Pertamanya, rangkaian acara pada proses malam midodaren ini dinamakan ‘jonggolan’. Dalam
proses ini, calon pengantin laki-laki dan keluarga besar datang ke rumah calon pengantin perempuan
untuk menemui kedua orangtuanya dengan membawa seserahan dengan jumlah ganjil. Biasanya,
seserahannya berisi dengan kebutuhan calon pengantin perempuan, misalnya pakaian, alas kaki,
make up, dan lain sebagainya.

Kedatangan calon pengantin laki-laki bertujuan untuk menunjukkan kepada calon mertua bahwa
dirinya mantap untuk menikahi sang putri dengan keadaan sehat dan layak.
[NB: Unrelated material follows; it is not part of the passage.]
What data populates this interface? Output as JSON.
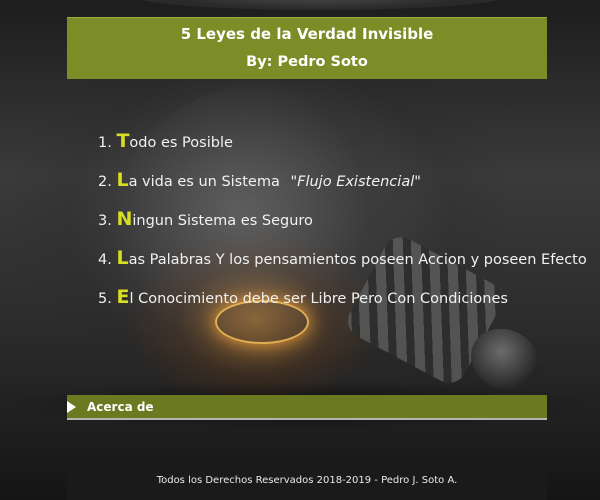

Selama berada di rumah calon pengantin perempuan, calon pengantin laki-laki harus menunggu di
teras yang hanya akan disuguhi air putih saja oleh calon ibu mertuanya. Kedua calon pegantin ini pun
tidak diperbolehkan untuk saling bertemu sampai dilaksanakannya ijab qobul.
Selanjutnya yaitu proses ‘tantingan’ di mana orang tua dari calon pengantin laki-laki mendatangi
calon pengantin perempuan yang berdiam di kamar untuk ditanyakan kembali apakah hatinya sudah
mantap atau belum untuk menerima pinangan dan hidup bersama selamanya bersama pujaan
hatinya tersebut. Lalu, calon pengantin perempuan ini akan mengatakan mantap dan ikhlas yang
kemudian diserahkan sepenuhnya kepada orang tua. Pada malam inilah calon pengantin perempuan
mulai menjalani masa pingitan dan tidak boleh keluar kamar selama waktu yang telah ditentukan.
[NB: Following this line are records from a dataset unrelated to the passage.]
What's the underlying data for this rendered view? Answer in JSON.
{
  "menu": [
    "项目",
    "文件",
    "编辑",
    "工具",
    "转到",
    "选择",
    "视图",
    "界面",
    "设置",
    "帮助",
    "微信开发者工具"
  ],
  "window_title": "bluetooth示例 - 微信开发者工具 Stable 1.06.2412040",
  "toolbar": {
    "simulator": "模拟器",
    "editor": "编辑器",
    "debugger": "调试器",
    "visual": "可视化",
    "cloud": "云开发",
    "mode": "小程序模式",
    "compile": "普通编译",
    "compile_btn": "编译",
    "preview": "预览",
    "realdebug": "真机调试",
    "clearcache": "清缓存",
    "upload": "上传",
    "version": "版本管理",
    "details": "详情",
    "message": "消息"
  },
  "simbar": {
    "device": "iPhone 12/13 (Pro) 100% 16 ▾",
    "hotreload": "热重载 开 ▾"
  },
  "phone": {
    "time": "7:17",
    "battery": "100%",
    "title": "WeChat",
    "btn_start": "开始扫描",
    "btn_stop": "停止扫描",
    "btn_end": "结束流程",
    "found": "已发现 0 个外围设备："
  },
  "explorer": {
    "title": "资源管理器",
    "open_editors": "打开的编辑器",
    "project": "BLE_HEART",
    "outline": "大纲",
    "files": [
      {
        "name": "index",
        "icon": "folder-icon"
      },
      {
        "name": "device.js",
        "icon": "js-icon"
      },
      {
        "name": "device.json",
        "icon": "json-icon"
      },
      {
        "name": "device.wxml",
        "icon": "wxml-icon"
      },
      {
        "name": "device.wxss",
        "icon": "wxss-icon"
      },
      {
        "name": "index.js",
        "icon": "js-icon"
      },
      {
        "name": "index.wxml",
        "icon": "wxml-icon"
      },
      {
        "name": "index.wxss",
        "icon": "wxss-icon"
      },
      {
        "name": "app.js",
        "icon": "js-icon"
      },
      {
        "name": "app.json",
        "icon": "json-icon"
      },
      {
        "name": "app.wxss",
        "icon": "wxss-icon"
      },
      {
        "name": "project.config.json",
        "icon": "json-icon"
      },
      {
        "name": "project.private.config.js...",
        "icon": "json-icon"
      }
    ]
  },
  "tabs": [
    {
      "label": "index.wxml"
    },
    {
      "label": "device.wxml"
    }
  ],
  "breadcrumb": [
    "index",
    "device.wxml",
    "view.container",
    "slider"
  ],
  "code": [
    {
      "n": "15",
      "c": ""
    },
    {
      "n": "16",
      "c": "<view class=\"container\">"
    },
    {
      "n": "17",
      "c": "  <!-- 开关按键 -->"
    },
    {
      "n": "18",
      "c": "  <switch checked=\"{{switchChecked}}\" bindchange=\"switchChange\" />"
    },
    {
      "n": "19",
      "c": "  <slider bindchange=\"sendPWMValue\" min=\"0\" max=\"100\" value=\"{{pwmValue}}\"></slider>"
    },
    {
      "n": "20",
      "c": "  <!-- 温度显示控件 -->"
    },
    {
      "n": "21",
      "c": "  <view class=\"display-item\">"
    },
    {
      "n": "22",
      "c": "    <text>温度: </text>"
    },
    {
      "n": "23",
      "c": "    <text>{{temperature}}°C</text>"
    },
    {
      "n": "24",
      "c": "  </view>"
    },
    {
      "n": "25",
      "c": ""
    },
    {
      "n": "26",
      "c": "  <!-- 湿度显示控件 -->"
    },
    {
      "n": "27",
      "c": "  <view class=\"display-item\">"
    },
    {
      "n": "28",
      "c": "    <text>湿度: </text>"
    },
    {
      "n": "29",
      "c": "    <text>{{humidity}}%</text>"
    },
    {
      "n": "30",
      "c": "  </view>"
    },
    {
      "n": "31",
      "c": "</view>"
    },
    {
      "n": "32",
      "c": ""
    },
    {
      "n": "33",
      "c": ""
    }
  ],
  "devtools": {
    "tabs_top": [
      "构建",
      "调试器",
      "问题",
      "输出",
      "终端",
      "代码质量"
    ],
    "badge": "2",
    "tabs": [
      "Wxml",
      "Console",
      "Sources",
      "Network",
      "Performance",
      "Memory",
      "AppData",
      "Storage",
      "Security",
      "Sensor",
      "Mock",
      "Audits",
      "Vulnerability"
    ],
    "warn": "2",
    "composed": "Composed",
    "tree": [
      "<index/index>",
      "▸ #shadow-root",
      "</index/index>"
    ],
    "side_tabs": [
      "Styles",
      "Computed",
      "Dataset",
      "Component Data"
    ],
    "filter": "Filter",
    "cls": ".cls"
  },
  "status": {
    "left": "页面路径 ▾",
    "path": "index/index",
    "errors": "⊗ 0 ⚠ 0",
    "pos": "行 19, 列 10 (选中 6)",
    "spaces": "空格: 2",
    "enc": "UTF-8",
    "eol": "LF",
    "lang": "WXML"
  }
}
Kemudian proses malam midodaren selanjutnya adalah penyerahan ‘catur wedha’. Catur wedha
adalah wejangan yang diberikan oleh ayah dari calon pengantin perempuan kepada calon pengantin
laki-laki. Catur wedha berisi 4 pedoman yang didoakan agar bisa menjadi sangu untuk kedua calon
pengantin dalam menempuh kehidupan berumah tangga.

Setelah penyerahan catur wedha, acara malam midodaren ini ditutup dengan ‘wilujeng majemukan’
yaitu di mana orang tua dari kedua calon pengantin saling mengikhlaskan dan merelakan masing-
masing anaknya untuk membentuk keluarga dan menempuh hidup baru.

Biasanya, orang tua calon pengantin perempuan memberikan angsul-angsul berupa pakaian,
makanan, serta sebuah pusaka atau keris berbentuk dhuwung yang memiliki makna calon pengantin
laki-laki diharapkan bisa menjadi pelindung untuk keluarganya kelak.